Nach den Gesetzesmaterialien trägt die in § 128c KostO vorgesehene Gebühr dem tatsächlichen Aufwand des Gerichts sowie der Bedeutung der abzuwägenden Gesichtspunkte Rechnung (Bundestags-Drucksache 16/5048, S. 36). Dies geschieht zwar nicht in der Weise, dass die Gebühr stets nach dem im Einzelfall konkret angefallenen Aufwand zu bemessen wäre. Gerade weil sich die Gebühr einerseits am Aufwand orientiert, andererseits auf einen Pauschalbetrag festgelegt wurde, kann die Gebührenbemessung nach Auffassung des Senats aber nicht allein nach formalen Kriterien erfolgen. Ein Antragsteller hätte es ansonsten - innerhalb der durch die kurzen Aufbewahrungsfristen vorgegebenen zeitlichen Grenzen - in der Hand, die Gebührenhöhe dadurch zu minimieren, dass er inhaltlich selbständige Anträge sammelt und in einer formal einheitlichen Antragsschrift zusammenfasst. Dies würde dem genannten Zweck der Gebührenvorschrift zuwiderlaufen. Bei der Zusammenfassung mehrerer inhaltlich nicht zusammengehöriger Anträge muss das Gericht jeden einzelnen Sachverhalt einer gesonderten inhaltlichen Prüfung unterziehen. Dabei mag zwar ein gewisser Degressionseffekt eintreten, soweit die für den Antrag relevanten Tatsachen in bestimmten Teilen übereinstimmen. Dennoch steigt der Aufwand für die Bearbeitung an, je mehr unterschiedliche Sachverhalte das Gericht zu beurteilen hat. Der Intention des Gesetzgebers, die Gebühr einerseits zu pauschalieren, andererseits aber am entstehenden Aufwand auszurichten, entspricht es vor diesem Hintergrund am besten, wenn auch im Falle der Zusammenfassung mehrerer inhaltlich unterschiedlicher Anträge für jeden Antrag eine gesonderte Gebühr anfällt.

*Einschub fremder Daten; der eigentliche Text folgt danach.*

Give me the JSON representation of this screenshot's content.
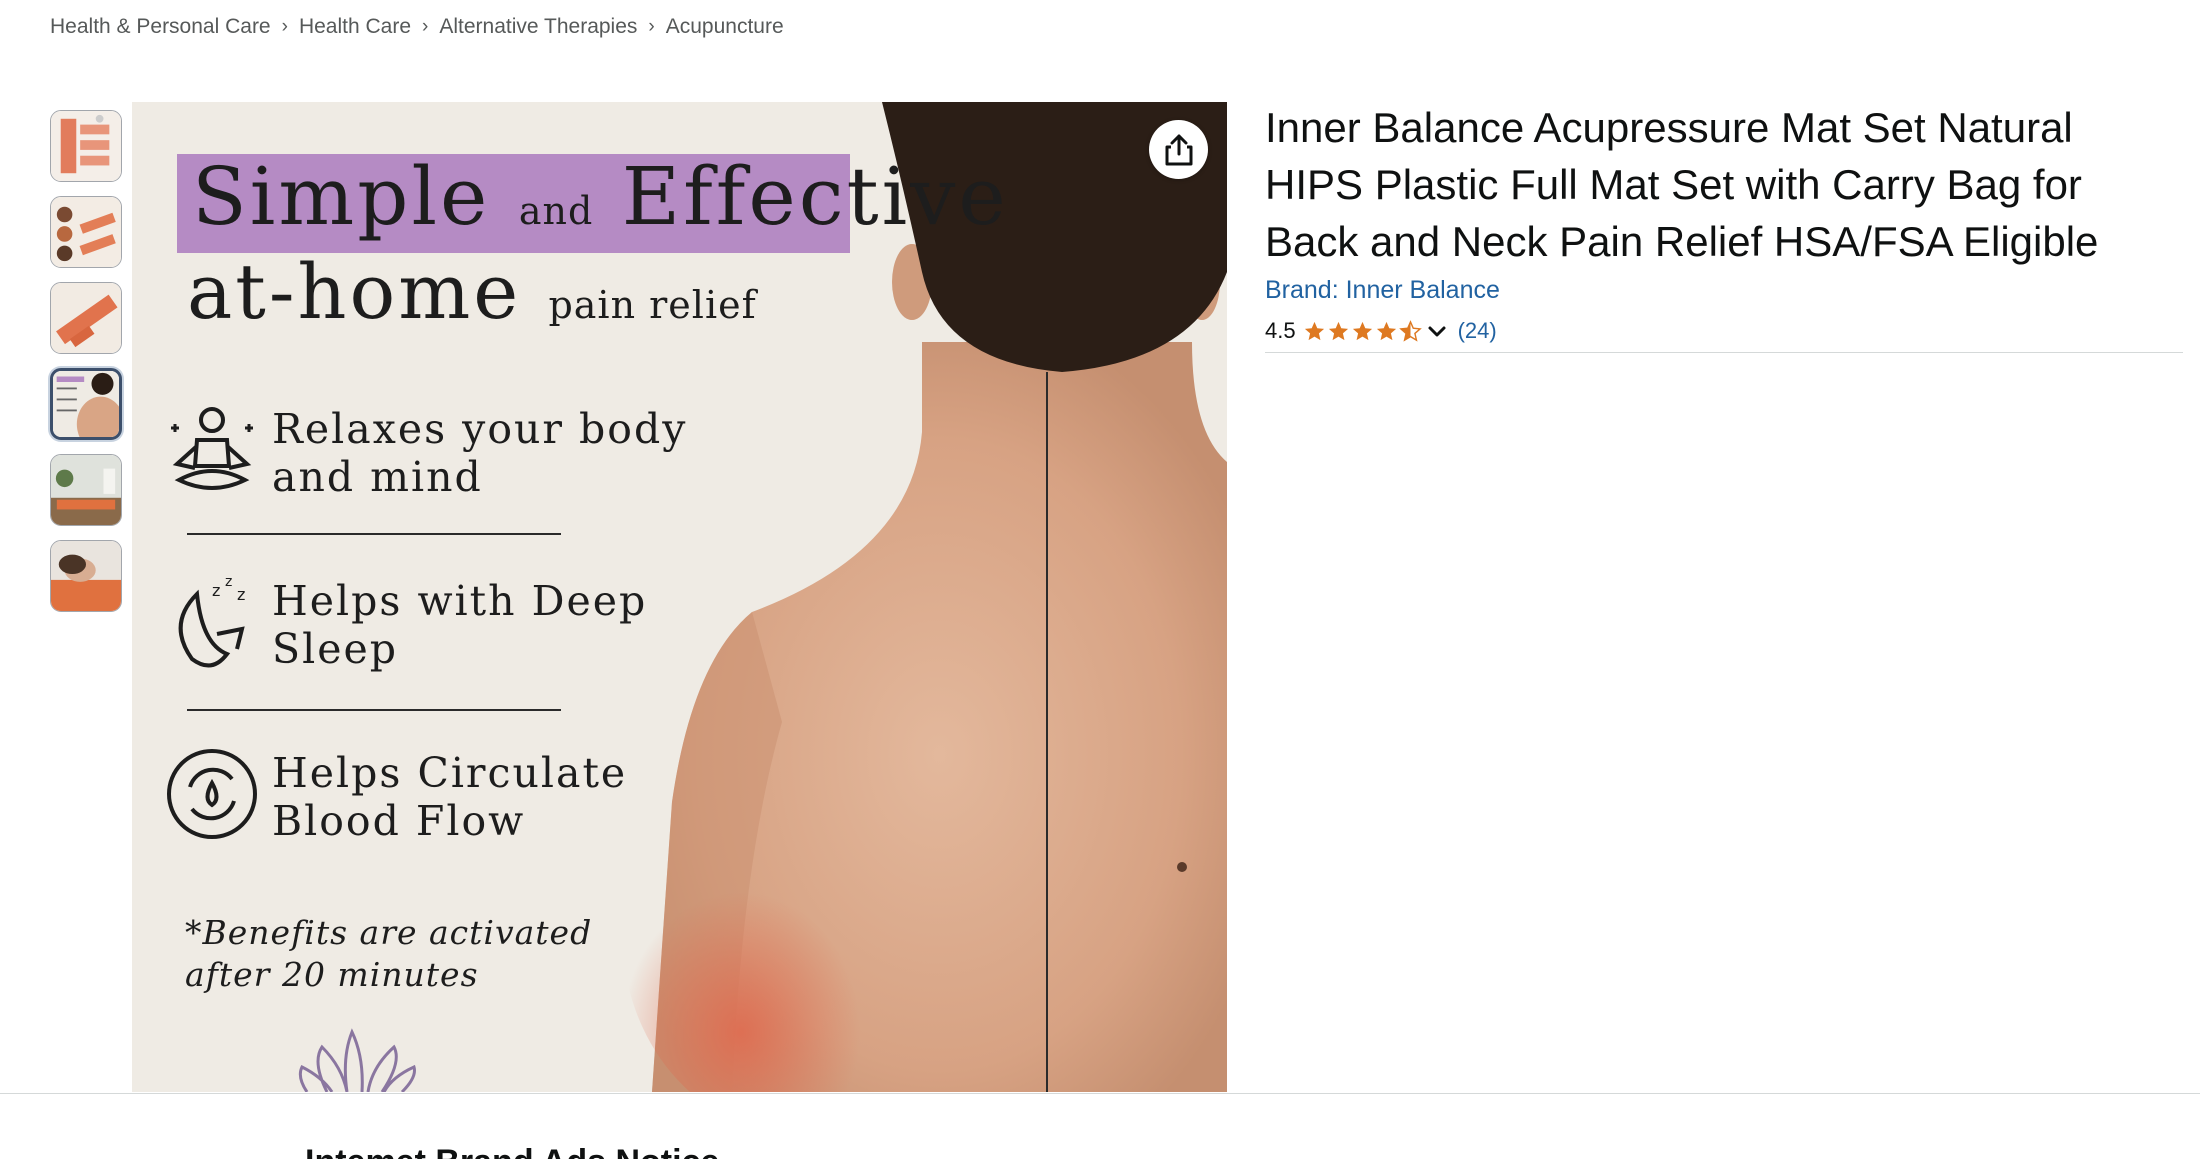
{
  "breadcrumb": [
    "Health & Personal Care",
    "Health Care",
    "Alternative Therapies",
    "Acupuncture"
  ],
  "thumbnails": [
    {
      "icon": "product-grid-thumbnail",
      "active": false
    },
    {
      "icon": "nodes-chart-thumbnail",
      "active": false
    },
    {
      "icon": "mat-set-thumbnail",
      "active": false
    },
    {
      "icon": "back-benefits-thumbnail",
      "active": true
    },
    {
      "icon": "room-mat-thumbnail",
      "active": false
    },
    {
      "icon": "woman-on-mat-thumbnail",
      "active": false
    }
  ],
  "main_image": {
    "headline_1": "Simple",
    "headline_1_small": "and",
    "headline_1_end": "Effective",
    "headline_2": "at-home",
    "headline_2_small": "pain relief",
    "benefits": [
      {
        "line1": "Relaxes your body",
        "line2": "and mind",
        "icon": "meditation-icon"
      },
      {
        "line1": "Helps with Deep",
        "line2": "Sleep",
        "icon": "sleep-moon-icon"
      },
      {
        "line1": "Helps Circulate",
        "line2": "Blood Flow",
        "icon": "circulation-icon"
      }
    ],
    "note_line1": "*Benefits are activated",
    "note_line2": "after 20 minutes",
    "headline_bg_color": "#b58bc4"
  },
  "product": {
    "title": "Inner Balance Acupressure Mat Set Natural HIPS Plastic Full Mat Set with Carry Bag for Back and Neck Pain Relief HSA/FSA Eligible",
    "brand": "Brand: Inner Balance",
    "rating": "4.5",
    "rating_value": 4.5,
    "review_count": "(24)",
    "star_color": "#de7921",
    "link_color": "#2162a1"
  },
  "bottom_heading": "Intemet Brand Ads Notice"
}
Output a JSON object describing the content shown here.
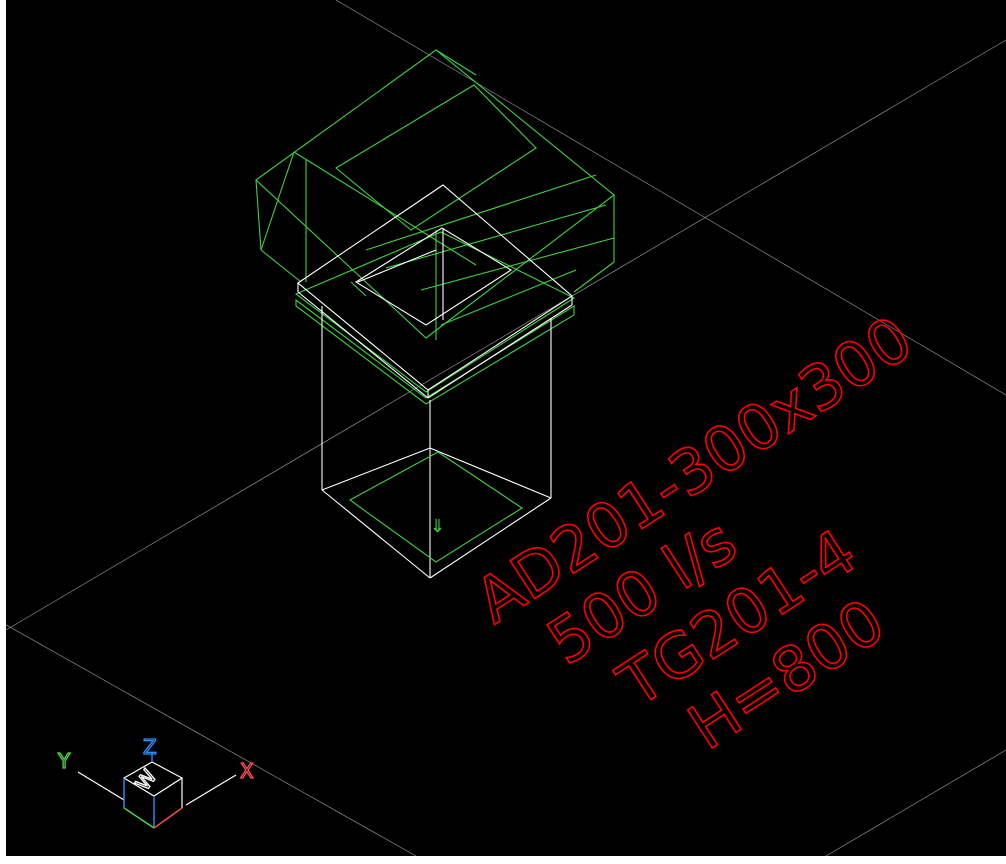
{
  "drawing": {
    "annotation_lines": [
      "AD201-300x300",
      "500 l/s",
      "TG201-4",
      "H=800"
    ],
    "flow_arrow_glyph": "⇓"
  },
  "ucs_icon": {
    "x_label": "X",
    "y_label": "Y",
    "z_label": "Z",
    "w_label": "W"
  },
  "colors": {
    "background": "#000000",
    "annotation": "#ff0000",
    "grid": "#c8c8c8",
    "model_green": "#3ed23e",
    "model_white": "#ffffff",
    "ucs_x": "#ff4d4d",
    "ucs_y": "#4cd94c",
    "ucs_z": "#2f8fff"
  }
}
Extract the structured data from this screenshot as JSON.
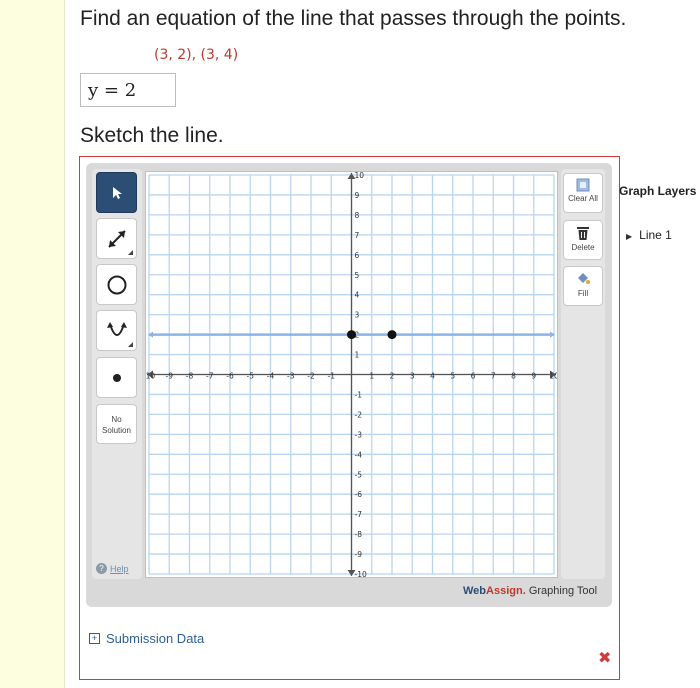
{
  "question": {
    "prompt": "Find an equation of the line that passes through the points.",
    "points": "(3, 2), (3, 4)",
    "answer": "y = 2",
    "sketch_label": "Sketch the line."
  },
  "toolbar": {
    "tools": [
      "pointer",
      "line",
      "circle",
      "parabola",
      "point"
    ],
    "no_solution_line1": "No",
    "no_solution_line2": "Solution",
    "help_label": "Help"
  },
  "actions": {
    "clear_all": "Clear All",
    "delete": "Delete",
    "fill": "Fill"
  },
  "layers": {
    "title": "Graph Layers",
    "items": [
      "Line 1"
    ]
  },
  "graph": {
    "x_range": [
      -10,
      10
    ],
    "y_range": [
      -10,
      10
    ],
    "x_ticks": [
      "-10",
      "-9",
      "-8",
      "-7",
      "-6",
      "-5",
      "-4",
      "-3",
      "-2",
      "-1",
      "1",
      "2",
      "3",
      "4",
      "5",
      "6",
      "7",
      "8",
      "9",
      "10"
    ],
    "y_ticks": [
      "10",
      "9",
      "8",
      "7",
      "6",
      "5",
      "4",
      "3",
      "2",
      "1",
      "-1",
      "-2",
      "-3",
      "-4",
      "-5",
      "-6",
      "-7",
      "-8",
      "-9",
      "-10"
    ],
    "line_y": 2,
    "points": [
      [
        0,
        2
      ],
      [
        2,
        2
      ]
    ],
    "line_color": "#8ab4e8",
    "grid_color": "#b9d4ef",
    "point_color": "#111111"
  },
  "branding": {
    "web": "Web",
    "assign": "Assign.",
    "rest": " Graphing Tool"
  },
  "submission": {
    "label": "Submission Data",
    "expand_icon": "plus-box-icon"
  },
  "colors": {
    "frame_border": "#d23b3b",
    "active_tool": "#2c4d74",
    "points_text": "#c0392b"
  }
}
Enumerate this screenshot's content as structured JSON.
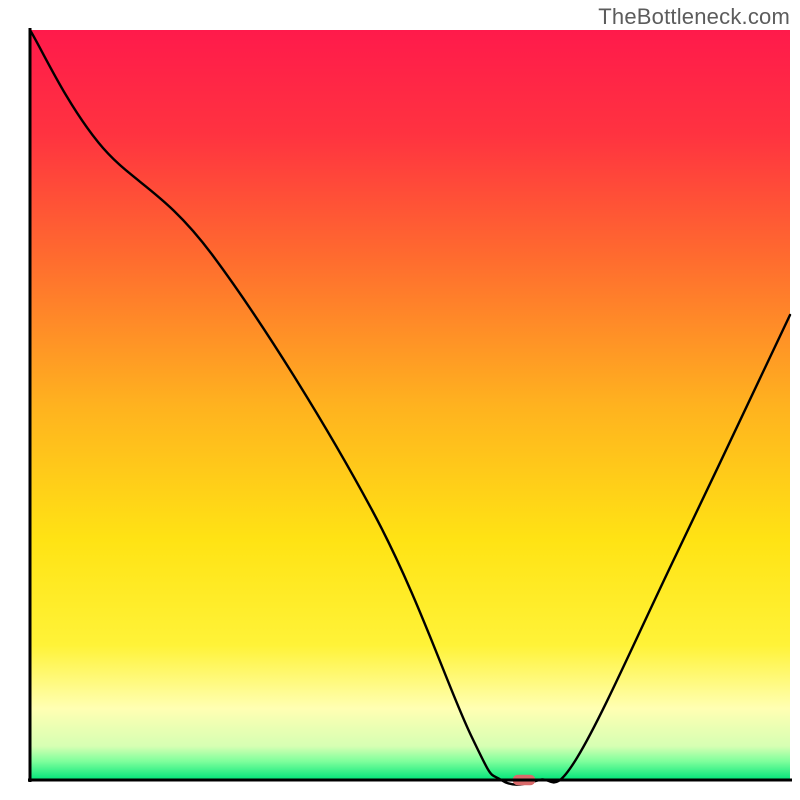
{
  "watermark": "TheBottleneck.com",
  "chart_data": {
    "type": "line",
    "title": "",
    "xlabel": "",
    "ylabel": "",
    "xlim": [
      0,
      100
    ],
    "ylim": [
      0,
      100
    ],
    "background": {
      "type": "vertical-gradient",
      "description": "Smooth red→orange→yellow gradient over most of the height, pale-yellow band, then thin green band at the bottom.",
      "stops": [
        {
          "offset": 0.0,
          "color": "#ff1a4b"
        },
        {
          "offset": 0.14,
          "color": "#ff3340"
        },
        {
          "offset": 0.3,
          "color": "#ff6a2f"
        },
        {
          "offset": 0.5,
          "color": "#ffb21f"
        },
        {
          "offset": 0.68,
          "color": "#ffe314"
        },
        {
          "offset": 0.82,
          "color": "#fff338"
        },
        {
          "offset": 0.905,
          "color": "#ffffb3"
        },
        {
          "offset": 0.955,
          "color": "#d6ffb3"
        },
        {
          "offset": 0.975,
          "color": "#7fff9c"
        },
        {
          "offset": 1.0,
          "color": "#00e57a"
        }
      ]
    },
    "series": [
      {
        "name": "bottleneck-curve",
        "color": "#000000",
        "stroke_width": 2.4,
        "x": [
          0,
          9,
          24,
          45,
          58,
          62,
          67,
          72,
          85,
          100
        ],
        "values": [
          100,
          85,
          70,
          36,
          6,
          0,
          0,
          3,
          30,
          62
        ]
      }
    ],
    "marker": {
      "name": "optimal-point",
      "x": 65,
      "y": 0,
      "shape": "rounded-rect",
      "color": "#d96a6a",
      "width_pct": 3.0,
      "height_pct": 1.4
    },
    "axes": {
      "color": "#000000",
      "width": 3
    }
  }
}
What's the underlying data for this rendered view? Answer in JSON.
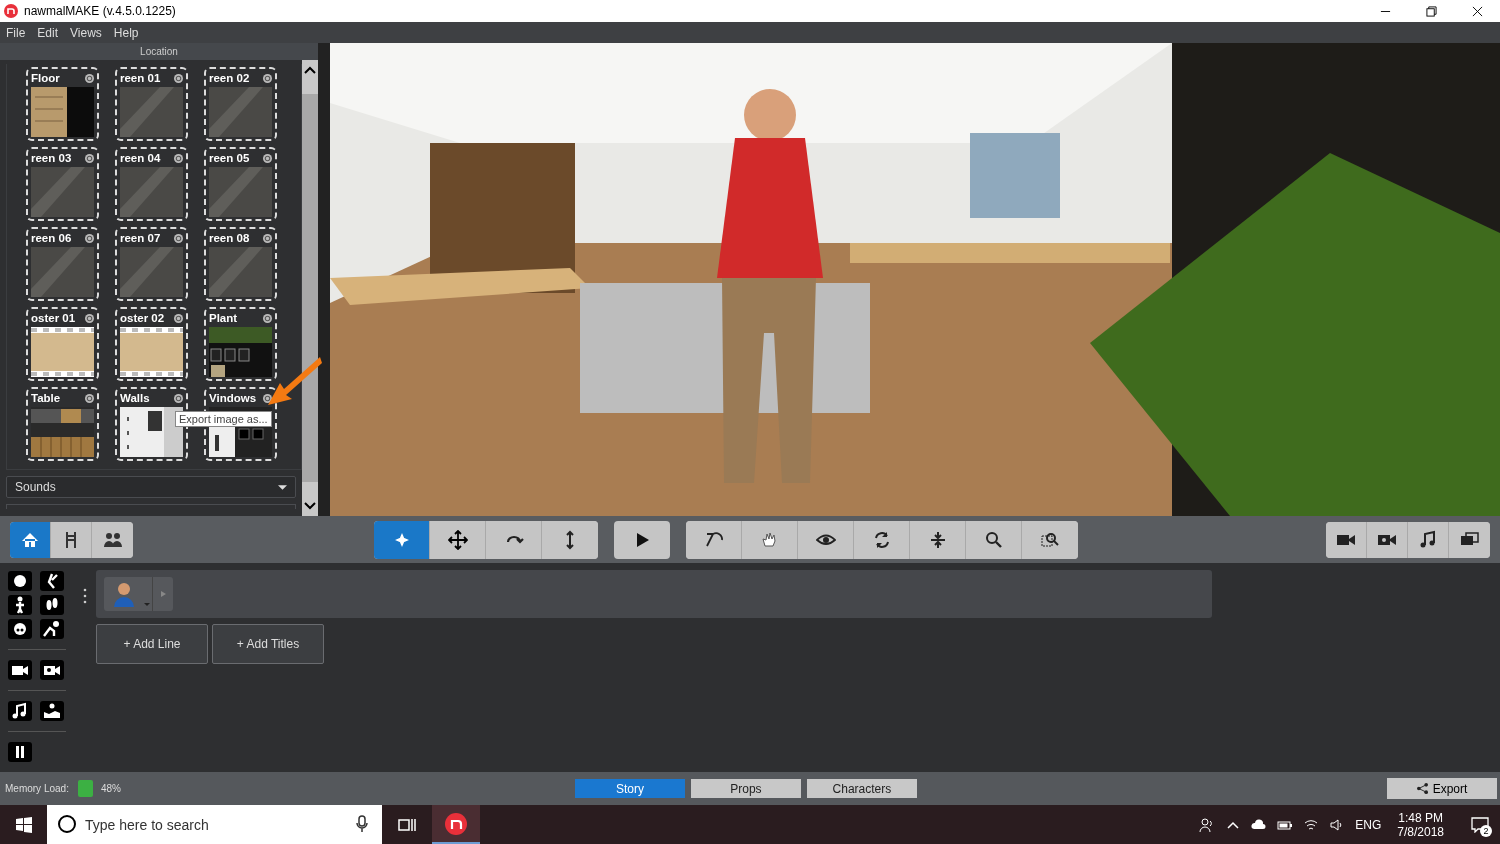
{
  "window": {
    "title": "nawmalMAKE (v.4.5.0.1225)"
  },
  "menu": [
    "File",
    "Edit",
    "Views",
    "Help"
  ],
  "location_panel": {
    "title": "Location",
    "tiles": [
      {
        "label": "Floor",
        "kind": "floor"
      },
      {
        "label": "reen 01",
        "kind": "screen"
      },
      {
        "label": "reen 02",
        "kind": "screen"
      },
      {
        "label": "reen 03",
        "kind": "screen"
      },
      {
        "label": "reen 04",
        "kind": "screen"
      },
      {
        "label": "reen 05",
        "kind": "screen"
      },
      {
        "label": "reen 06",
        "kind": "screen"
      },
      {
        "label": "reen 07",
        "kind": "screen"
      },
      {
        "label": "reen 08",
        "kind": "screen"
      },
      {
        "label": "oster 01",
        "kind": "poster"
      },
      {
        "label": "oster 02",
        "kind": "poster"
      },
      {
        "label": "Plant",
        "kind": "plant"
      },
      {
        "label": "Table",
        "kind": "table"
      },
      {
        "label": "Walls",
        "kind": "walls"
      },
      {
        "label": "Vindows",
        "kind": "windows"
      }
    ],
    "tooltip": "Export image as...",
    "sounds_dropdown": "Sounds"
  },
  "toolbar": {
    "left_tabs": [
      {
        "selected": true
      },
      {
        "selected": false
      },
      {
        "selected": false
      }
    ],
    "transform_tools": [
      {
        "selected": true
      },
      {
        "selected": false
      },
      {
        "selected": false
      },
      {
        "selected": false
      }
    ],
    "camera_tools": [
      {
        "selected": false
      },
      {
        "selected": false
      },
      {
        "selected": false
      },
      {
        "selected": false
      }
    ]
  },
  "timeline": {
    "buttons": [
      "+ Add Line",
      "+ Add Titles"
    ]
  },
  "status_bar": {
    "memory_label": "Memory Load:",
    "memory_value": "48%",
    "tabs": [
      {
        "label": "Story",
        "selected": true
      },
      {
        "label": "Props",
        "selected": false
      },
      {
        "label": "Characters",
        "selected": false
      }
    ],
    "export": "Export"
  },
  "taskbar": {
    "search_placeholder": "Type here to search",
    "language": "ENG",
    "time": "1:48 PM",
    "date": "7/8/2018",
    "notifications": "2"
  }
}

b) Ob ein auf mehrere Auskünfte gerichtetes Begehren einen einheitlichen Antrag im Sinne von § 128c KostO bildet, ist nach Auffassung des Senats danach zu beurteilen, ob dem Antrag im Wesentlichen derselbe Lebenssachverhalt zu Grunde liegt. Unterscheidet sich der zur Begründung vorgetragene Lebenssachverhalt für einzelne Teile des Begehrens in einem wesentlichen Punkt, handelt es sich gebührenrechtlich um mehrere Anträge, die jeweils eine gesonderte Gebühr nach § 128c KostO auslösen.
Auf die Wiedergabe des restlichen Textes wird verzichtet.